Power. History. Love. Hate. Vengeance. She will be Queen. Whatever it takes…

Isabelle Schuler ~ Lady Macbethad


Daughter of an ousted king, descendant of ancient druids, as a child it is prophesied that one day Gruoch will be queen of Alba.

When she is betrothed to Duncan, heir elect, this appears to confirm the prophecy. She leaves behind her home, her family and her close friend MacBethad, and travels to the royal seat at Scone to embrace her new position.

But nothing is as Gruoch anticipates. Duncan’s court is filled with sly words and unfriendly faces, women desperate to usurp her position, and others whose motives are shrouded in mystery. As her coronation approaches, a deadly turn of events forces Gruoch to flee Duncan and the capital, finding herself alone, vulnerable and at the mercy of an old enemy. Her hope of becoming Queen all but lost, Gruoch does what she must to survive, vowing that one day she will fulfil her destiny and take up the future owed to her. Whatever it may take.


I love Shakespeare. However, I do believe that most people never experience it properly, which is on stage, not in a classroom from a book. One thing we did at school was imagine the past lives of his characters and I loved writing about Viola from Twelfth Night, whilst wondering about the inspiration for his characters… but I digress.
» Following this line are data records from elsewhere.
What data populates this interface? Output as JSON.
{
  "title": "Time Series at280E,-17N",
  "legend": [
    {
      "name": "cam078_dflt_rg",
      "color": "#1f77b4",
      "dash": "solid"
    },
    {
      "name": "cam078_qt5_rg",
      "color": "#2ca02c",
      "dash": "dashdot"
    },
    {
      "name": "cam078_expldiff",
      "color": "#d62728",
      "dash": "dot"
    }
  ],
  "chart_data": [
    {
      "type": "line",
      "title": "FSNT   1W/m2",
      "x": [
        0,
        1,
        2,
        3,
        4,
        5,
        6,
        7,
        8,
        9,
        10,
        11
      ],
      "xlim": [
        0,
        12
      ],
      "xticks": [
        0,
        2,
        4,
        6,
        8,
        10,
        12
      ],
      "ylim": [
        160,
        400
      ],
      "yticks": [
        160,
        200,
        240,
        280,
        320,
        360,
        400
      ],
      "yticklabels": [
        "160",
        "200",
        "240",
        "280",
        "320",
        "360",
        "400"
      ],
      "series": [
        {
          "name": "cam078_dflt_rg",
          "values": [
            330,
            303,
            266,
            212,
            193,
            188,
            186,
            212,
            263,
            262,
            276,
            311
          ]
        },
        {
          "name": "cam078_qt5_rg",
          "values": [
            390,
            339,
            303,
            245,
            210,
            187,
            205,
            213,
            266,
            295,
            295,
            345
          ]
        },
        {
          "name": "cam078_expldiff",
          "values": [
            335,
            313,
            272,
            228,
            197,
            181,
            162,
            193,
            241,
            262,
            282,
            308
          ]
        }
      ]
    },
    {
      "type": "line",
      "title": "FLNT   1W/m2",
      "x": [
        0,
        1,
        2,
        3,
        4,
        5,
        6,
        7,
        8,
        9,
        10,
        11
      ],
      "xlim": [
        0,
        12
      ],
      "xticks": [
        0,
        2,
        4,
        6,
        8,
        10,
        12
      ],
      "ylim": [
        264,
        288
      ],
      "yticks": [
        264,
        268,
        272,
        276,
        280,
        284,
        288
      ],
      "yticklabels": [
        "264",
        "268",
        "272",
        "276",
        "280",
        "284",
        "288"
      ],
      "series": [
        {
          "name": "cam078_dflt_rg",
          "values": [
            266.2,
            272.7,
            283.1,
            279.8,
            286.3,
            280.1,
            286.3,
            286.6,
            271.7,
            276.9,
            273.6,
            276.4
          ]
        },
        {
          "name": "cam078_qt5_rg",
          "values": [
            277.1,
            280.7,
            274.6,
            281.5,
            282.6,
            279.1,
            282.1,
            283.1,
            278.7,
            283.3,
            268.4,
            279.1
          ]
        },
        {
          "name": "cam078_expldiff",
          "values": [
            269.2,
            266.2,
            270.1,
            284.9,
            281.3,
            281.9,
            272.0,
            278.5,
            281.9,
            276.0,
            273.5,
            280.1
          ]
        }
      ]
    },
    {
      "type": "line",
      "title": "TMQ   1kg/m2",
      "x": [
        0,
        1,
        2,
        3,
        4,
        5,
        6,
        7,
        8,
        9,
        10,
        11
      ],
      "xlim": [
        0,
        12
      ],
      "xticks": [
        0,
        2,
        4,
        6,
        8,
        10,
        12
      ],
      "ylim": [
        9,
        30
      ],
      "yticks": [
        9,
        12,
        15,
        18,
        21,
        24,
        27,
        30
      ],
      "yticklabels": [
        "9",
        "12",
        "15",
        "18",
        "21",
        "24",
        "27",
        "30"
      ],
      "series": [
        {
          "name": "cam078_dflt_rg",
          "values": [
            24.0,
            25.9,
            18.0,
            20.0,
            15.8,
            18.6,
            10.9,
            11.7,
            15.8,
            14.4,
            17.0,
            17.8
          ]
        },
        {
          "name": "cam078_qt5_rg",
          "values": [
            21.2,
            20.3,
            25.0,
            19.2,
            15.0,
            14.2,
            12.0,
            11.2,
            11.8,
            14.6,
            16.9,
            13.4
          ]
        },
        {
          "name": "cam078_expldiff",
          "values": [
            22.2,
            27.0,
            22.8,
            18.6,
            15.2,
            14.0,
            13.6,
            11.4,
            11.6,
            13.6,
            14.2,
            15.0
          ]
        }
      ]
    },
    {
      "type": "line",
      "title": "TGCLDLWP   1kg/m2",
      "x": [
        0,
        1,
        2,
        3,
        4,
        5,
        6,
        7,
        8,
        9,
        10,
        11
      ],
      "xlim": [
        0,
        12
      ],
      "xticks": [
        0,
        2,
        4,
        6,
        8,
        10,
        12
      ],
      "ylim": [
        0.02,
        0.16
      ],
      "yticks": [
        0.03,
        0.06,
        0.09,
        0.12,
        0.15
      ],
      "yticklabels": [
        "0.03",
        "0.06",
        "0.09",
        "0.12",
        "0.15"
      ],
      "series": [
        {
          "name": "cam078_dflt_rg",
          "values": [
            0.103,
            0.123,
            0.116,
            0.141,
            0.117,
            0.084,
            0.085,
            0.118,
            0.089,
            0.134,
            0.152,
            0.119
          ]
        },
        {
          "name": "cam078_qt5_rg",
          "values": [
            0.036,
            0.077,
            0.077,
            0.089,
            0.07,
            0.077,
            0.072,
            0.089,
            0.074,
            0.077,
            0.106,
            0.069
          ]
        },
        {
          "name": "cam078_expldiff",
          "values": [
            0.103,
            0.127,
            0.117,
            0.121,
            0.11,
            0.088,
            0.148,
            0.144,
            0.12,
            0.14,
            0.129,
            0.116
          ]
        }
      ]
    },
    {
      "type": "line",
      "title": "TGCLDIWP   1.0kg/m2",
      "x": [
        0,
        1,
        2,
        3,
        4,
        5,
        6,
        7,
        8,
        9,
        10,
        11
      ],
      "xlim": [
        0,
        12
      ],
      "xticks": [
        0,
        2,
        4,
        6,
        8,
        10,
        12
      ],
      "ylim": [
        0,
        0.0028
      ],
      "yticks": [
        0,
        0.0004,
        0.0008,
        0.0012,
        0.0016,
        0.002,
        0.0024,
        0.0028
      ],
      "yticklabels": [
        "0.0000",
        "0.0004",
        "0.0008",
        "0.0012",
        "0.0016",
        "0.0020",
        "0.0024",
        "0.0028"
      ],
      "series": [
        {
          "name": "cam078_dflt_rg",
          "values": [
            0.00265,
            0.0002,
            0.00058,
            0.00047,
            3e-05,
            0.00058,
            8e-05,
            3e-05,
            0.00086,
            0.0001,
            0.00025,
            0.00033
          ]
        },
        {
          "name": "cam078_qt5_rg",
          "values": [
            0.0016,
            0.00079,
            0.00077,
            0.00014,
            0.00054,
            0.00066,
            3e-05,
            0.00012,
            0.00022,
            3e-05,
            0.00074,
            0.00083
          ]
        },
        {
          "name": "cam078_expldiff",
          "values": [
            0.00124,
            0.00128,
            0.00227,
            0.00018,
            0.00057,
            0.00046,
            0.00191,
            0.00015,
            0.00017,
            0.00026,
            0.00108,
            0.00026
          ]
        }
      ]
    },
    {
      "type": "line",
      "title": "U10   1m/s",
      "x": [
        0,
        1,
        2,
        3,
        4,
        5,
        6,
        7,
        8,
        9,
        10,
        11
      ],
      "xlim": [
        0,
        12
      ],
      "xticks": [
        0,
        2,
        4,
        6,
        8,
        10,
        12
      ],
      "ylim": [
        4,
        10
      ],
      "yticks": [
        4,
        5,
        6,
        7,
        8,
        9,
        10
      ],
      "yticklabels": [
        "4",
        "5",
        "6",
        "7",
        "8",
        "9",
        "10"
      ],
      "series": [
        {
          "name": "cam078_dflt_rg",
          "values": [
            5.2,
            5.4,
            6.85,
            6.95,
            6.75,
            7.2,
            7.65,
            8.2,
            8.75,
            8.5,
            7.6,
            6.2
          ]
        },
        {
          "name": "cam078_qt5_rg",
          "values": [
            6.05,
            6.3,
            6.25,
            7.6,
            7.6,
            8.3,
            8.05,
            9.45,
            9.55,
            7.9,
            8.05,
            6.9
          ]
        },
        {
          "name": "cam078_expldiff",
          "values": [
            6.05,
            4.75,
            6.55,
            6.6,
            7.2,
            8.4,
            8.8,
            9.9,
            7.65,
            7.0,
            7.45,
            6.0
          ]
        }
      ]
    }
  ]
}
In Lady MacBethad Isabelle Schuler introduces us to Gruoch, daughter of the rightful King of Scotland, before she becomes Lady MacBeth – one of my favourite characters. Now, I would recommend you try not to think too much about our conflicted, guilt-ridden (anti) heroine whilst reading this. That way you’ll see Gruoch for who she is: a feisty, determined young woman with high expectations!

This is not a simple story that takes us from childhood to marriage with MacBeth; in fact Gruoch has many betrothals, hardships and even the odd murder to keep us captivated by the tale Schuler spins. There are familiar characters and it’s interesting to learn about Duncan as a young man, and to see Gruoch prepared to marry him to ensure her position as Queen.

Other characters like Donalda really add to the sense of uncertainty in Gruoch’s life, whilst MacBethad comes across as very well-rounded and sensible. It’s not impossible to imagine him collaborating with his wife to murder later on in life, but not as obvious as you might think, as Gruoch’s scheming seems to come more from a place of expectation than ambition.

Schuler’s writing is extremely vivid and the landscape of Scotland is breath-taking – a character in its own right. This is a slow burn, but there’s enough action to keep readers engrossed and it’s a great piece of historical fiction.

Rating: 4.5 out of 5.

Thanks to Bloomsbury Raven for my proof copy. Opinions my own.